III. Edward and Tara Mahoney's Motion for Summary Judgment (Motion 006)
As previously stated, "[t]he imposition of liability in a slip-and-fall case requires evidence that the defendants created the dangerous condition which caused the accident, or that they had actual or constructive notice of that condition and failed to remedy it within a reasonable time" (Perlongo v. Park City 3 4 Apts., Inc., 31 AD3d 409, 410 [2d Dept., 2006]). Constructive notice requires that the condition is "visible and apparent and existed for a sufficient length of time before the accident such that it could have been discovered and corrected" (id.). However, landowners owe no duty to warn of an open and obvious condition (Cupo v. Karfunkel, 1 AD3d 48, 51-52 [2d Dept., 2003]).

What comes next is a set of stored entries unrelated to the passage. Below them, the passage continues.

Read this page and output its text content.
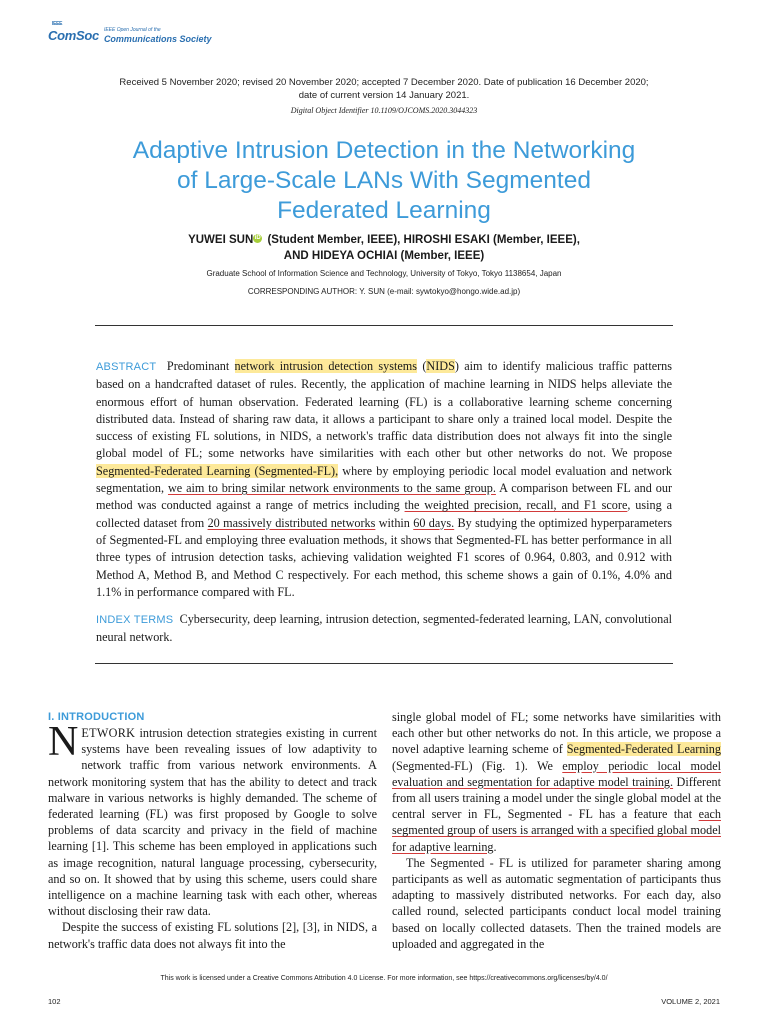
IEEE
ComSoc IEEE Open Journal of the
Communications Society
Received 5 November 2020; revised 20 November 2020; accepted 7 December 2020. Date of publication 16 December 2020;
date of current version 14 January 2021.
Digital Object Identifier 10.1109/OJCOMS.2020.3044323
Adaptive Intrusion Detection in the Networking
of Large-Scale LANs With Segmented
Federated Learning
YUWEI SUN iD (Student Member, IEEE), HIROSHI ESAKI (Member, IEEE),
AND HIDEYA OCHIAI (Member, IEEE)
Graduate School of Information Science and Technology, University of Tokyo, Tokyo 1138654, Japan
CORRESPONDING AUTHOR: Y. SUN (e-mail: sywtokyo@hongo.wide.ad.jp)
ABSTRACT Predominant network intrusion detection systems (NIDS) aim to identify malicious traffic patterns based on a handcrafted dataset of rules. Recently, the application of machine learning in NIDS helps alleviate the enormous effort of human observation. Federated learning (FL) is a collaborative learning scheme concerning distributed data. Instead of sharing raw data, it allows a participant to share only a trained local model. Despite the success of existing FL solutions, in NIDS, a network's traffic data distribution does not always fit into the single global model of FL; some networks have similarities with each other but other networks do not. We propose Segmented-Federated Learning (Segmented-FL), where by employing periodic local model evaluation and network segmentation, we aim to bring similar network environments to the same group. A comparison between FL and our method was conducted against a range of metrics including the weighted precision, recall, and F1 score, using a collected dataset from 20 massively distributed networks within 60 days. By studying the optimized hyperparameters of Segmented-FL and employing three evaluation methods, it shows that Segmented-FL has better performance in all three types of intrusion detection tasks, achieving validation weighted F1 scores of 0.964, 0.803, and 0.912 with Method A, Method B, and Method C respectively. For each method, this scheme shows a gain of 0.1%, 4.0% and 1.1% in performance compared with FL.
INDEX TERMS Cybersecurity, deep learning, intrusion detection, segmented-federated learning, LAN, convolutional neural network.
I. INTRODUCTION

NETWORK intrusion detection strategies existing in current systems have been revealing issues of low adaptivity to network traffic from various network environments. A network monitoring system that has the ability to detect and track malware in various networks is highly demanded. The scheme of federated learning (FL) was first proposed by Google to solve problems of data scarcity and privacy in the field of machine learning [1]. This scheme has been employed in applications such as image recognition, natural language processing, cybersecurity, and so on. It showed that by using this scheme, users could share intelligence on a machine learning task with each other, whereas without disclosing their raw data.

Despite the success of existing FL solutions [2], [3], in NIDS, a network's traffic data does not always fit into the

single global model of FL; some networks have similarities with each other but other networks do not. In this article, we propose a novel adaptive learning scheme of Segmented-Federated Learning (Segmented-FL) (Fig. 1). We employ periodic local model evaluation and segmentation for adaptive model training. Different from all users training a model under the single global model at the central server in FL, Segmented - FL has a feature that each segmented group of users is arranged with a specified global model for adaptive learning.

The Segmented - FL is utilized for parameter sharing among participants as well as automatic segmentation of participants thus adapting to massively distributed networks. For each day, also called round, selected participants conduct local model training based on locally collected datasets. Then the trained models are uploaded and aggregated in the

This work is licensed under a Creative Commons Attribution 4.0 License. For more information, see https://creativecommons.org/licenses/by/4.0/
102	VOLUME 2, 2021
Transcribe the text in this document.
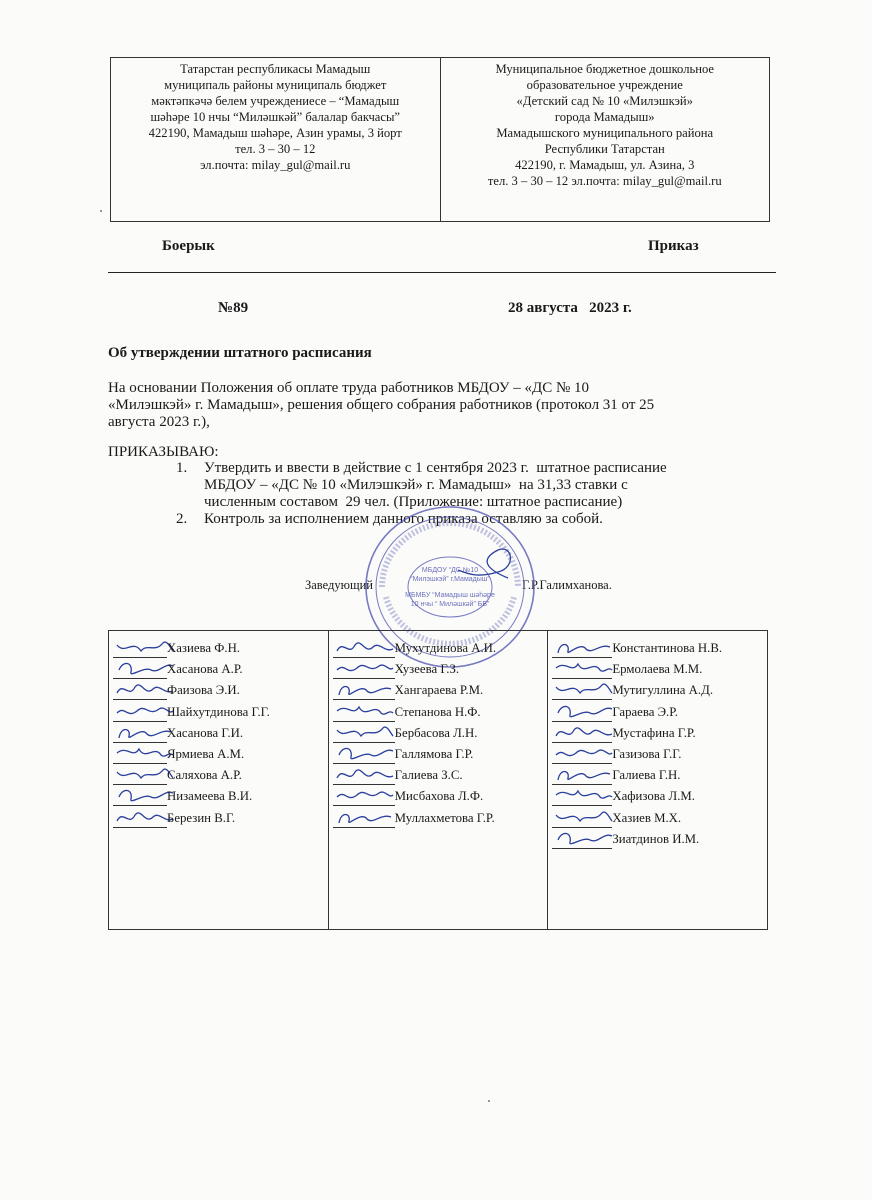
Татарстан республикасы Мамадыш
муниципаль районы муниципаль бюджет
мәктәпкәчә белем учреждениесе – “Мамадыш
шәһәре 10 нчы “Миләшкәй” балалар бакчасы”
422190, Мамадыш шәһәре, Азин урамы, 3 йорт
тел. 3 – 30 – 12
эл.почта: milay_gul@mail.ru
Муниципальное бюджетное дошкольное
образовательное учреждение
«Детский сад № 10 «Милэшкэй»
города Мамадыш»
Мамадышского муниципального района
Республики Татарстан
422190, г. Мамадыш, ул. Азина, 3
тел. 3 – 30 – 12 эл.почта: milay_gul@mail.ru
Боерык	Приказ
№89	28 августа   2023 г.
Об утверждении штатного расписания
На основании Положения об оплате труда работников МБДОУ – «ДС № 10
«Милэшкэй» г. Мамадыш», решения общего собрания работников (протокол 31 от 25
августа 2023 г.),
ПРИКАЗЫВАЮ:
1. Утвердить и ввести в действие с 1 сентября 2023 г.  штатное расписание
МБДОУ – «ДС № 10 «Милэшкэй» г. Мамадыш»  на 31,33 ставки с
численным составом  29 чел. (Приложение: штатное расписание)
2. Контроль за исполнением данного приказа оставляю за собой.
Заведующий	Г.Р.Галимханова.
МБДОУ “ДС №10
“Милэшкэй” г.Мамадыш”
МБМБУ “Мамадыш шәһәре
10 нчы “ Миләшкәй” ББ”
Хазиева Ф.Н.
Хасанова А.Р.
Фаизова Э.И.
Шайхутдинова Г.Г.
Хасанова Г.И.
Ярмиева А.М.
Саляхова А.Р.
Низамеева В.И.
Березин В.Г.
Мухутдинова А.И.
Хузеева Г.З.
Хангараева Р.М.
Степанова Н.Ф.
Бербасова Л.Н.
Галлямова Г.Р.
Галиева З.С.
Мисбахова Л.Ф.
Муллахметова Г.Р.
Константинова Н.В.
Ермолаева М.М.
Мутигуллина А.Д.
Гараева Э.Р.
Мустафина Г.Р.
Газизова Г.Г.
Галиева Г.Н.
Хафизова Л.М.
Хазиев М.Х.
Зиатдинов И.М.
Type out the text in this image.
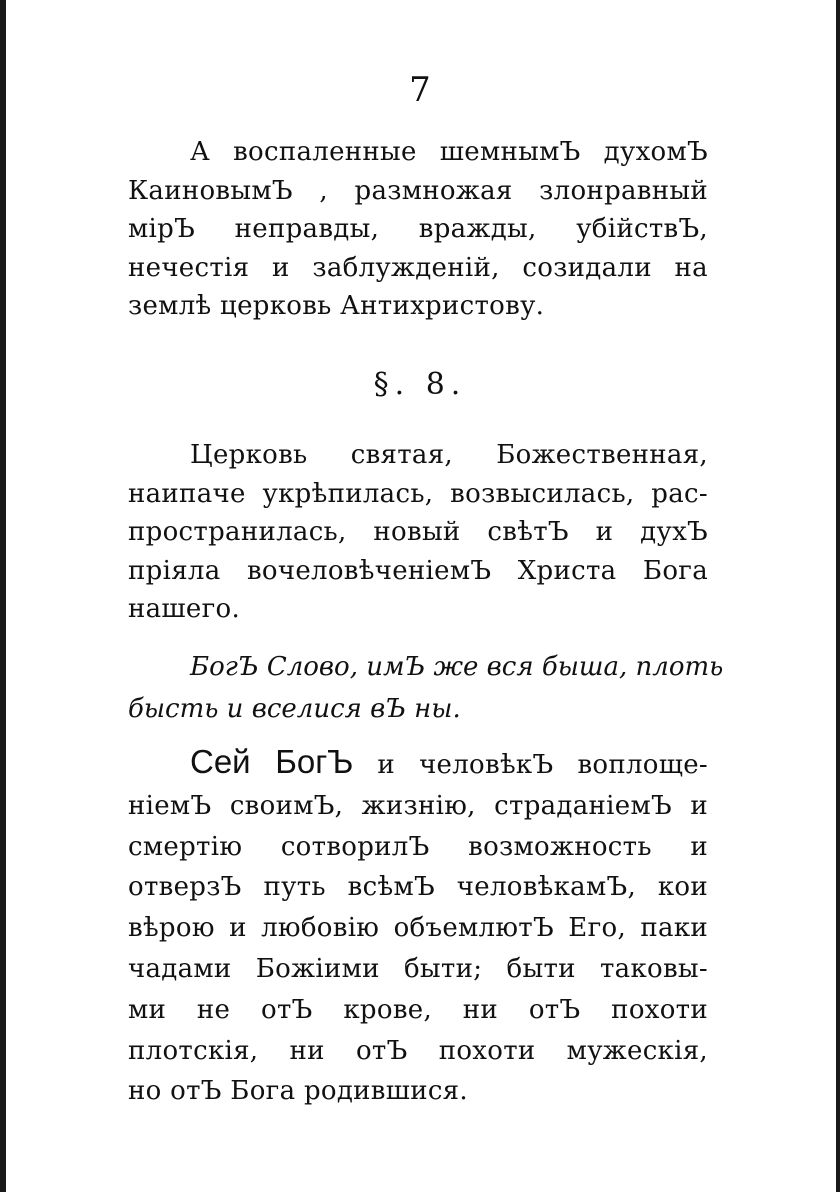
7
А воспаленные шемнымЪ духомЪ
КаиновымЪ , размножая злонравный
мiрЪ неправды, вражды, убiйствЪ,
нечестiя и заблужденiй, созидали на
землѣ церковь Антихристову.
§. 8.
Церковь святая, Божественная,
наипаче укрѣпилась, возвысилась, рас-
пространилась, новый свѣтЪ и духЪ
прiяла вочеловѣченiемЪ Христа Бога
нашего.
БогЪ Слово, имЪ же вся быша, плоть
бысть и вселися вЪ ны.
Сей БогЪ и человѣкЪ воплоще-
нiемЪ своимЪ, жизнiю, страданiемЪ и
смертiю сотворилЪ возможность и
отверзЪ путь всѣмЪ человѣкамЪ, кои
вѣрою и любовiю объемлютЪ Его, паки
чадами Божiими быти; быти таковы-
ми не отЪ крове, ни отЪ похоти
плотскiя, ни отЪ похоти мужескiя,
но отЪ Бога родившися.
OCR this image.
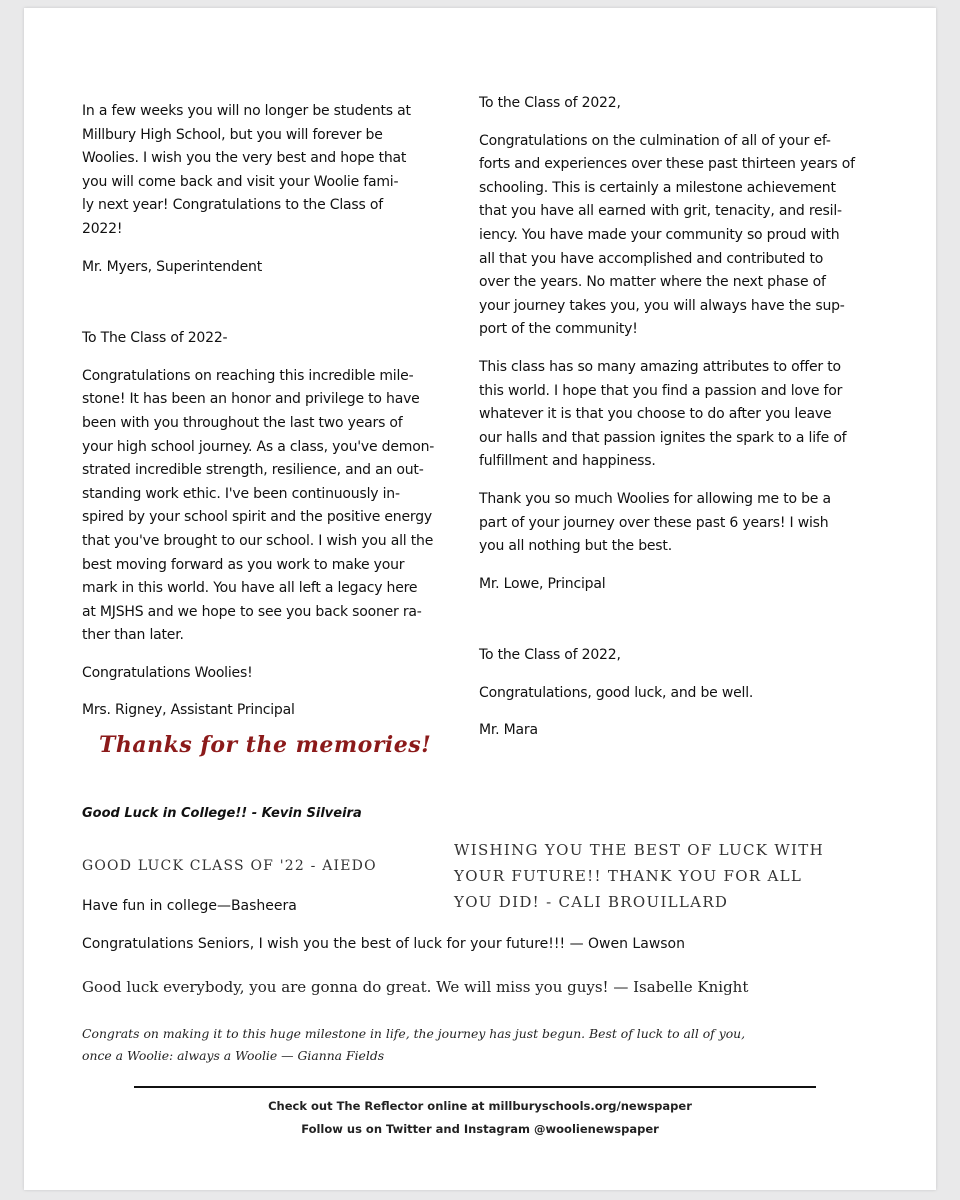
In a few weeks you will no longer be students at

Millbury High School, but you will forever be

Woolies. I wish you the very best and hope that

you will come back and visit your Woolie fami-

ly next year! Congratulations to the Class of

2022!

Mr. Myers, Superintendent

To The Class of 2022-

Congratulations on reaching this incredible mile-

stone! It has been an honor and privilege to have

been with you throughout the last two years of

your high school journey. As a class, you've demon-

strated incredible strength, resilience, and an out-

standing work ethic. I've been continuously in-

spired by your school spirit and the positive energy

that you've brought to our school. I wish you all the

best moving forward as you work to make your

mark in this world. You have all left a legacy here

at MJSHS and we hope to see you back sooner ra-

ther than later.

Congratulations Woolies!

Mrs. Rigney, Assistant Principal

To the Class of 2022,

Congratulations on the culmination of all of your ef-

forts and experiences over these past thirteen years of

schooling. This is certainly a milestone achievement

that you have all earned with grit, tenacity, and resil-

iency. You have made your community so proud with

all that you have accomplished and contributed to

over the years. No matter where the next phase of

your journey takes you, you will always have the sup-

port of the community!

This class has so many amazing attributes to offer to

this world. I hope that you find a passion and love for

whatever it is that you choose to do after you leave

our halls and that passion ignites the spark to a life of

fulfillment and happiness.

Thank you so much Woolies for allowing me to be a

part of your journey over these past 6 years! I wish

you all nothing but the best.

Mr. Lowe, Principal

To the Class of 2022,

Congratulations, good luck, and be well.

Mr. Mara

Thanks for the memories!
Good Luck in College!! - Kevin Silveira
GOOD LUCK CLASS OF '22 - AIEDO
WISHING YOU THE BEST OF LUCK WITH
YOUR FUTURE!! THANK YOU FOR ALL
YOU DID! - CALI BROUILLARD
Have fun in college—Basheera
Congratulations Seniors, I wish you the best of luck for your future!!! — Owen Lawson
Good luck everybody, you are gonna do great. We will miss you guys! — Isabelle Knight
Congrats on making it to this huge milestone in life, the journey has just begun. Best of luck to all of you,
once a Woolie: always a Woolie — Gianna Fields
Check out The Reflector online at millburyschools.org/newspaper
Follow us on Twitter and Instagram @woolienewspaper
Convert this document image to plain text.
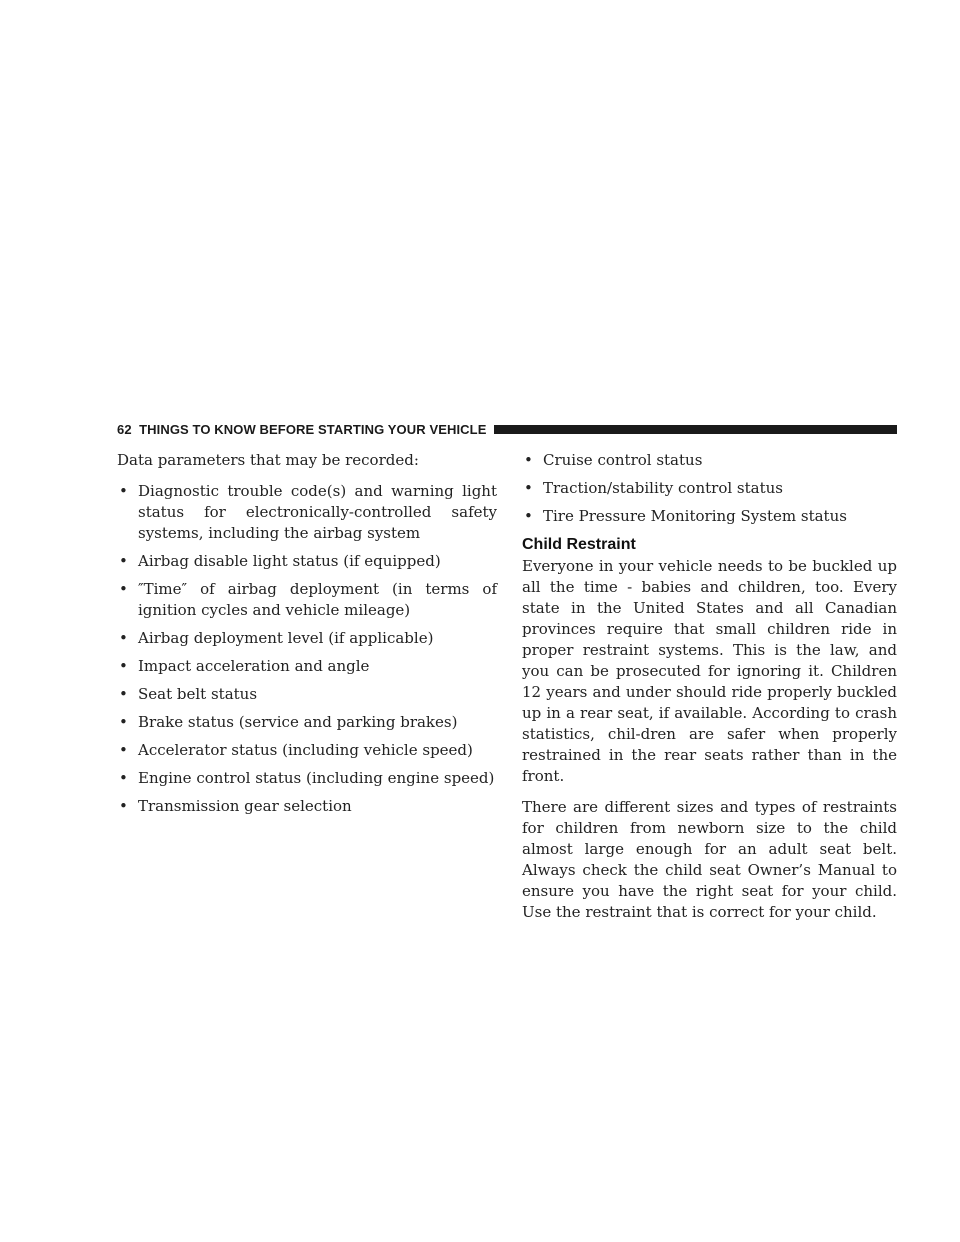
62 THINGS TO KNOW BEFORE STARTING YOUR VEHICLE

Data parameters that may be recorded:

• Diagnostic trouble code(s) and warning light status for electronically-controlled safety systems, including the airbag system
• Airbag disable light status (if equipped)
• ″Time″ of airbag deployment (in terms of ignition cycles and vehicle mileage)
• Airbag deployment level (if applicable)
• Impact acceleration and angle
• Seat belt status
• Brake status (service and parking brakes)
• Accelerator status (including vehicle speed)
• Engine control status (including engine speed)
• Transmission gear selection
• Cruise control status
• Traction/stability control status
• Tire Pressure Monitoring System status
Child Restraint

Everyone in your vehicle needs to be buckled up all the time - babies and children, too. Every state in the United States and all Canadian provinces require that small children ride in proper restraint systems. This is the law, and you can be prosecuted for ignoring it. Children 12 years and under should ride properly buckled up in a rear seat, if available. According to crash statistics, chil-dren are safer when properly restrained in the rear seats rather than in the front.

There are different sizes and types of restraints for children from newborn size to the child almost large enough for an adult seat belt. Always check the child seat Owner’s Manual to ensure you have the right seat for your child. Use the restraint that is correct for your child.
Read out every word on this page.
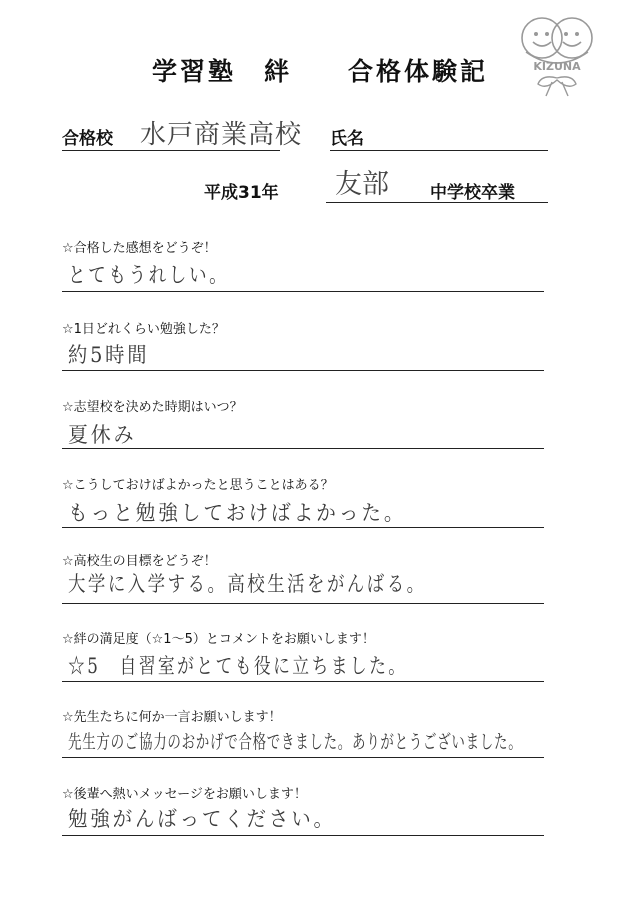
学習塾　絆　　合格体験記	KIZUNA
合格校 水戸商業高校 氏名
平成31年 友部 中学校卒業
☆合格した感想をどうぞ！
とてもうれしい。
☆1日どれくらい勉強した？
約5時間
☆志望校を決めた時期はいつ？
夏休み
☆こうしておけばよかったと思うことはある？
もっと勉強しておけばよかった。
☆高校生の目標をどうぞ！
大学に入学する。高校生活をがんばる。
☆絆の満足度（☆1～5）とコメントをお願いします！
☆5　自習室がとても役に立ちました。
☆先生たちに何か一言お願いします！
先生方のご協力のおかげで合格できました。ありがとうございました。
☆後輩へ熱いメッセージをお願いします！
勉強がんばってください。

Here, defendant Mahoneys have established their entitlement to summary judgment by establishing evidence that they had no involvement/supervision with the construction being performed in their home (Chance v. Felder, 33 AD3d 645, 645-646 [2d Dept 2006]; Zuckerman v. City of New York, 49 NY2d 557. Further, the defendant Mahoney's contend that the condition was open and obvious. In opposition, the plaintiff has successfully established that questions of fact exist regarding the nondelegable duty of the landowner Mahoney's to maintain the premises in a reasonably safe condition. Specifically, whether the Mahoney's were negligent in not inspecting the work performed in their attic and remedying the alleged "open and obvious" condition of the opening in the attic (Mooney v. Petro Inc., 51 AD3d 746, 747 [2d Dept., 2008]; Barbario v. Agramunt, 45 AD3d 514, 515 [2d Dept., 2007]). As a result, summary judgment is inappropriate (Chance v. Felder, 33 AD3d 645, 645-646 [2d Dept 2006]; Zuckerman v. City of New York, 49 NY2d 557).
Accordingly, it is
ORDERED that the defendant Anthony J. Guida's motion for summary judgment is hereby denied in its entirety and it is further,
ORDERED that the defendant Powerhouse Electrical Contractors, Inc.'s, motion for summary judgment is hereby denied in its entirety, and it is further
ORDERED that the defendant Edward and Tara Ann Mahoney's motion for summary judgment is hereby denied in its entirety, and it is further
ORDERED that the Clerk enter judgment accordingly.
THIS IS THE DECISION AND ORDER OF THE COURT.